Chipiuk, who was one of the lawyers who represented the Freedom Convoy in last year’s Public Order Emergency Commission (POEC), noted in an interview with the Post Millennial last week that as a result of the trial against Lich and Barber, Canadians are being “shamed and vilified” for having opinions contrary to those of the federal government of Prime Minister Justin Trudeau, particularly when it comes to being opposed to the various COVID-related mandates invoked by the Trudeau government. 

“Democracy is not grounded in unilateral sacrifices, but requires reciprocal participation. It is the government and the police authorities that should be answering questions about why they chose to stand against citizens rather than with citizens,” said Chipiuk. 

Chipiuk noted that should Lich and Barber be found guilty, and serve any jail time, it would place a “chill” on future protests in Canada, adding that this has “already” happened to some degree. 

“I hear all the time that people are afraid to stand up because they don’t want to be made an example of like Tamara and Chris,” she said. “This is not good or healthy in a free and democratic society.” 

Chipiuk also said that the amount of time and money being spent by authorities on the trial against Lich and Barber is completely unwarranted. 

“It is disappointing to see the amount of resources that the Ottawa Police Services has invested in prosecuting Tamara Lich and Chris Barber,” she told the Post Millennial.They are two ordinary Canadians that wanted to be heard by their elected officials and came to the capital of Canada to voice their concerns.” 

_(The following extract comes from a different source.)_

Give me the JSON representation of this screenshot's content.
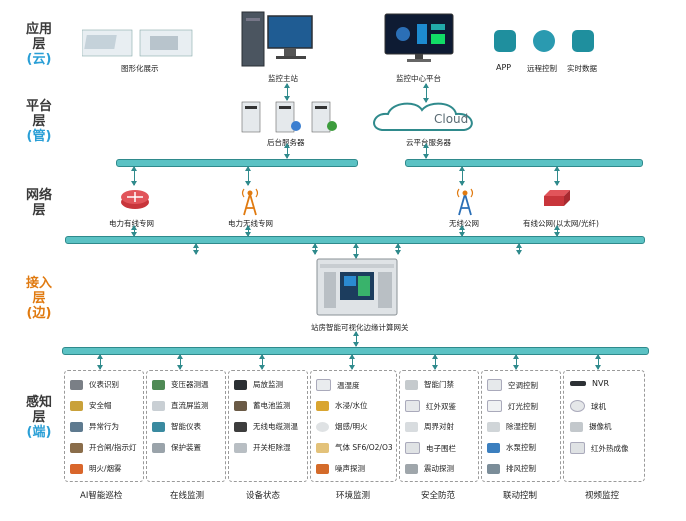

Chipiuk further noted that both Lich and Barber routinely urged “protesters to act peacefully and lawfully,” and she is curious as to where the Crown prosecution “draws the line as to what was legal and what was not legal, because to date that is not clear.” 

“Furthermore, Canadians should be encouraged to stand up for basic democratic rights and principles like lawful assembly and free speech,” she added. 

In early 2022, the Freedom Convoy saw thousands of Canadians from coast to coast come to Ottawa to demand an end to COVID mandates in all forms. Despite the peaceful nature of the protest, Trudeau’s federal government enacted the Emergencies Act in mid-February, leading to Lich’s arrest two days later on February 17.

After the protest was cleared out, which was done through the freezing of bank accounts of those involved without court order as well as the physical removal and arrest of demonstrators, Trudeau revoked the EA on February 23.

After their respective arrests, both Lich and Barber were charged with multiple offenses including mischief, counseling mischief, counseling intimidation and obstructing police. As reported by LifeSiteNews at the time, despite the non-violent nature of the protest and the charges, Lich was jailed for weeks before granted bail.

Currently, a month and a half-long trial is taking place in an Ottawa courthouse against Lich and Barber, for which LifeSiteNews is providing regular updates.